Elizabeth Tricomi

Can negative feedback be as rewarding as positive feedback?

Imagine you are told that you succeeded at a task. Your brain registers that positive feedback with increased activity in the striatum, a part of the brain that relates to rewards. That reaction can be measured by functional magnetic resonance imaging (fMRI).

Negative feedback—being told you didn’t respond correctly—usually causes decreased brain activity in the striatum. Elizabeth Tricomi, director of the Learning and Decision-Making Laboratory at Rutgers - Newark, and her colleagues decided to see if they could change that effect. Tricomi, who studies reward-processing in the brain, is interested in how the brain’s motivational system ties in with feedback-based learning.

“We wanted to see what would happen if we could get people to think of negative feedback as useful information rather than as punishment for poor performance,” she says.

Working with subjects while their brains were scanned with fMRI, Tricomi showed that, given four options to choose from, negative feedback lowered brain activity. Yet when subjects had only two options to choose from, positive and negative feedback provided equal amounts of information about which option was correct, so both increased brain activity.

Tricomi also found that people preferred feedback trials (being told if they had selected the right choice or not) to being told nothing. Because of that, negative feedback produced a positive brain response.

“Just having those no-feedback trials seemed to make the negative feedback more rewarding to them. By contrast, they realized that negative feedback was helping them reach the goal of learning the task,” Tricomi says. On the fMRI scans, the no-feedback exercises “looked like a punishment response in the brain.”

That fits with one of her larger interests, the influence of subjective feelings or attitudes on learning and on shaping future behavior.

“There’s a fair amount of evidence that there are multiple learning systems in the brain,” she says. In the reward system of the striatum, “the purpose of that reward signal may be to help people associate their actions with their consequences.”

To explore that, Tricomi is looking at a brain sub-region, the caudate in the dorsal striatum, that she calls “very action-sensitive.” For learning, it appears to respond “only when you think your actions could contribute to the outcome.”
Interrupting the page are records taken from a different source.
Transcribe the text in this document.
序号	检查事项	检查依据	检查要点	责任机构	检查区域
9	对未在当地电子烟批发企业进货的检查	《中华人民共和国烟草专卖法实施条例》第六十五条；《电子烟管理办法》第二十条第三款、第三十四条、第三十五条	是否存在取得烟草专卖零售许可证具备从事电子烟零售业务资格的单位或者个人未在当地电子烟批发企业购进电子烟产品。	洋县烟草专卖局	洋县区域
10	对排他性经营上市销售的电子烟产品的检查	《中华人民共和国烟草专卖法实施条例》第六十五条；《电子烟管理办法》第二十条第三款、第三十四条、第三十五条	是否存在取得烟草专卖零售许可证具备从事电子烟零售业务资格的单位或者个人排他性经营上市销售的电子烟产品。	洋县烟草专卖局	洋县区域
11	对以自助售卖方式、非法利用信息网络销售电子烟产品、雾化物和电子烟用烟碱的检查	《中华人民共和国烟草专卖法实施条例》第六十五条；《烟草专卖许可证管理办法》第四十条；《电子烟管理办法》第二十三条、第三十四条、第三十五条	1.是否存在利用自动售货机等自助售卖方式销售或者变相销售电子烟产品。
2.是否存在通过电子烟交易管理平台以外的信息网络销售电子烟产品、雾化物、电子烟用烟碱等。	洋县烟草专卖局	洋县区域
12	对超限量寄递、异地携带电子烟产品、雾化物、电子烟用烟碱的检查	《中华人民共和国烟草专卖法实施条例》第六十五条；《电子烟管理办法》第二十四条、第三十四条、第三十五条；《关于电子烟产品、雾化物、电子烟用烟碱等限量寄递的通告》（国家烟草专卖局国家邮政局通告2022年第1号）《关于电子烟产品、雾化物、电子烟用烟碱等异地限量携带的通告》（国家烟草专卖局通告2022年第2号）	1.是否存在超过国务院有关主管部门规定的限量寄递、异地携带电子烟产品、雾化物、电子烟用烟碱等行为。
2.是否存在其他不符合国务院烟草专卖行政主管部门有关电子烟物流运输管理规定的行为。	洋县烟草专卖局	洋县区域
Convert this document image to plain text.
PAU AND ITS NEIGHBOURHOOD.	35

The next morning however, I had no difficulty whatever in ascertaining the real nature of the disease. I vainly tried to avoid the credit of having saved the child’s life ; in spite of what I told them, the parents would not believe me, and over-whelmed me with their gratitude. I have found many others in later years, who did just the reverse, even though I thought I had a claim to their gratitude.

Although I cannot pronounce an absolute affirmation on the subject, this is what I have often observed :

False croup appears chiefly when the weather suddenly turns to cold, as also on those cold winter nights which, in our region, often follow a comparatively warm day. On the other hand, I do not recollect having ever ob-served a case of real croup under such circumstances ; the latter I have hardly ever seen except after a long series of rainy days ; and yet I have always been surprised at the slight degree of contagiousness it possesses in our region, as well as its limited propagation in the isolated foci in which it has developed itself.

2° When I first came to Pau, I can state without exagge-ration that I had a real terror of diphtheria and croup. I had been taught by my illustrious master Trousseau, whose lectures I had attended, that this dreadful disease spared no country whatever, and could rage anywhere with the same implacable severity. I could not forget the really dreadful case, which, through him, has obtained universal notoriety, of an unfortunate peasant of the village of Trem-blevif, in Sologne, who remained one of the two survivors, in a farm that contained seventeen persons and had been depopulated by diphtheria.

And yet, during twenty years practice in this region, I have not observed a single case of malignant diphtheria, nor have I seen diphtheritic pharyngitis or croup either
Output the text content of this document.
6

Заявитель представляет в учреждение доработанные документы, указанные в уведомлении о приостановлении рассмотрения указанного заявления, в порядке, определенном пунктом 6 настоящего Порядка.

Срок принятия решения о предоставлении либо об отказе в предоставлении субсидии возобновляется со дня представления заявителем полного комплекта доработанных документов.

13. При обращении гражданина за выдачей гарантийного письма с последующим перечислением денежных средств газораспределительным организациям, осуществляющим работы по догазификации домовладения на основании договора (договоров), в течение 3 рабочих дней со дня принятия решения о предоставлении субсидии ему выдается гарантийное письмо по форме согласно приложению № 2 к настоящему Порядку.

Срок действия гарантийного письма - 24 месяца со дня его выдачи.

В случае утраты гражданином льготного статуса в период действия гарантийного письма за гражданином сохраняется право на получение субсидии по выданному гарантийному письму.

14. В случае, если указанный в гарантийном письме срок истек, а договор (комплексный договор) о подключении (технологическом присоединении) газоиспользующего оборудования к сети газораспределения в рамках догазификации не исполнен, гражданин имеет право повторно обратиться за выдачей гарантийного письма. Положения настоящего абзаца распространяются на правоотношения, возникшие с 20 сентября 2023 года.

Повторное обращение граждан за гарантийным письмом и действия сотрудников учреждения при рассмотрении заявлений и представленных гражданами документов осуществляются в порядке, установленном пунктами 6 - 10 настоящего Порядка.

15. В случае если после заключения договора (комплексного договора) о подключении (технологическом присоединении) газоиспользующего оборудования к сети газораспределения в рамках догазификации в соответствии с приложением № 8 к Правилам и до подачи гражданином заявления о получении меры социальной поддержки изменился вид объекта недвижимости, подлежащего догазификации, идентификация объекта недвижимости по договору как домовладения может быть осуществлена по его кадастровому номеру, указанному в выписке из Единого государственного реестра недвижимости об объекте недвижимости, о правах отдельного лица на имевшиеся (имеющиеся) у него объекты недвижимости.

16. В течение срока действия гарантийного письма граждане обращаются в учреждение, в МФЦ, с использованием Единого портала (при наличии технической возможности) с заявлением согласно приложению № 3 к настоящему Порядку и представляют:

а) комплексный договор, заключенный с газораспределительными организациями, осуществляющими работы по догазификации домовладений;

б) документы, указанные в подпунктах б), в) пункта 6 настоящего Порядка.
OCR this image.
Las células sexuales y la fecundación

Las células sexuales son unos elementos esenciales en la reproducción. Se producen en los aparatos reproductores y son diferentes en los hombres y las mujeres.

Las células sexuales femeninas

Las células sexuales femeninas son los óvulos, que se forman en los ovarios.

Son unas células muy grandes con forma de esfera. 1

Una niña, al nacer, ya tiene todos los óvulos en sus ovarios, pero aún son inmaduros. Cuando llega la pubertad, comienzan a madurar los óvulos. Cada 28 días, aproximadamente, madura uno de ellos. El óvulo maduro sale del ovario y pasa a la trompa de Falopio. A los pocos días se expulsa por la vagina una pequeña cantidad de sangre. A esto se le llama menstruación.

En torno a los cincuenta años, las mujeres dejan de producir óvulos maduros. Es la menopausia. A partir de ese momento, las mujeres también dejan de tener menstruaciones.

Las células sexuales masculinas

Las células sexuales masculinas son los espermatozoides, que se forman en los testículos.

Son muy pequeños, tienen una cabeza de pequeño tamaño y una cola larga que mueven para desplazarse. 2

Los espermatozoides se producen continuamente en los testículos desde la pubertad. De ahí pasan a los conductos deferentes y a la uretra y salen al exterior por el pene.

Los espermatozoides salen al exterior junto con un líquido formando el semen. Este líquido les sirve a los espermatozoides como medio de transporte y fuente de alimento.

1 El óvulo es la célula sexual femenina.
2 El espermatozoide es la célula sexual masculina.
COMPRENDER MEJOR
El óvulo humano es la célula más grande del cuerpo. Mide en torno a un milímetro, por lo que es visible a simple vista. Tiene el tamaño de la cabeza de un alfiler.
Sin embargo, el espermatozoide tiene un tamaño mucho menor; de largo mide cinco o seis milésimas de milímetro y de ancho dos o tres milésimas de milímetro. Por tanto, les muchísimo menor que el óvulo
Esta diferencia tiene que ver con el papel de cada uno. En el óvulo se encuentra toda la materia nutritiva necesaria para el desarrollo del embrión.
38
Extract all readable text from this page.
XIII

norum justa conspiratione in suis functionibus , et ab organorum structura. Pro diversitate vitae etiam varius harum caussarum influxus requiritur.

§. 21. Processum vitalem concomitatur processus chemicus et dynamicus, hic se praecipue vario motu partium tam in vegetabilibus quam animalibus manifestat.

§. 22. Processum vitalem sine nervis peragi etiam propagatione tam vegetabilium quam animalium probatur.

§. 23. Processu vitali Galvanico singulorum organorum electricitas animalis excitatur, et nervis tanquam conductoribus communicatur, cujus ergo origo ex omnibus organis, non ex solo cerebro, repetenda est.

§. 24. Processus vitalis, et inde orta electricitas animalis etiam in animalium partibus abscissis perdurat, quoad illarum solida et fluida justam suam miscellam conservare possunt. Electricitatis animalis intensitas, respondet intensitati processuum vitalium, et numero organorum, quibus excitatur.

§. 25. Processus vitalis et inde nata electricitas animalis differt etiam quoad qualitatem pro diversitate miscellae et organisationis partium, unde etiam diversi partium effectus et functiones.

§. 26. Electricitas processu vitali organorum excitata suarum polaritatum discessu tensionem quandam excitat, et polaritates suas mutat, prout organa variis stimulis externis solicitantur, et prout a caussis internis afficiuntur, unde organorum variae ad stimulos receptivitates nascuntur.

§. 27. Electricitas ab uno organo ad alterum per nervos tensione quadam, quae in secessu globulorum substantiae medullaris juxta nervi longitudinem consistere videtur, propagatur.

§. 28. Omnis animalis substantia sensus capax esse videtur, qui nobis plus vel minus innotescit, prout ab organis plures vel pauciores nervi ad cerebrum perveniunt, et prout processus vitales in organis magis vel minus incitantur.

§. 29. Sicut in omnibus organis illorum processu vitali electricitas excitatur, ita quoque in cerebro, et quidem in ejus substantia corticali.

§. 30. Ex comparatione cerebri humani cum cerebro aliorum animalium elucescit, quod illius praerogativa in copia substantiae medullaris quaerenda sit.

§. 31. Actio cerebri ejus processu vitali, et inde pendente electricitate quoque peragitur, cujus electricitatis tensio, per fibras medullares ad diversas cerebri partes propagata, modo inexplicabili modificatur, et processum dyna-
By associating actions with positive or negative consequences, individuals would choose to repeat actions that led to positive outcomes and avoid repeating the others. This could be useful in prevention efforts such as motivational interviews that encourage people to avoid smoking or drug-taking by talking about why achieving the goal is important to them.

Illegal drugs also activate the reward areas of the brain that relate to feedback-based learning, with powerful effect. “These brain regions get hijacked and the response to the drug reward is many times higher,” Tricomi says.

“The hope is if you could get people to be motivated toward healthy goals like achievement and away from unhealthy goals, it might be a protective factor,” she adds.


As an undergraduate at Cornell University, Elizabeth Tricomi worked in a laboratory studying learning and memory in birds. She was named a Howard Hughes Research Scholar, received a B.S. in biological sciences, concentrating in neurobiology and behavior, and decided to focus her graduate research on learning processes in humans. Tricomi earned an M.S and Ph.D. in psychology at the University of Pittsburgh and the Center for the Neural Basis of Cognition. While there, she received a Faculty of Arts and Sciences Fellowship, the Tim Post Memorial Award for Research Excellence and an Andrew Mellon Predoctoral Fellowship, among other awards. She was a post-doctoral scholar in psychology at the California Institute of Technology. In 2009, Tricomi came to Rutgers University in Newark as an assistant professor in the Department of Psychology, where she is also a member of the behavioral and neural sciences program. She has received several grants, including the National Science Foundation CAREER Award, given in 2012, to fund her study of neural processes in feedback-based learning.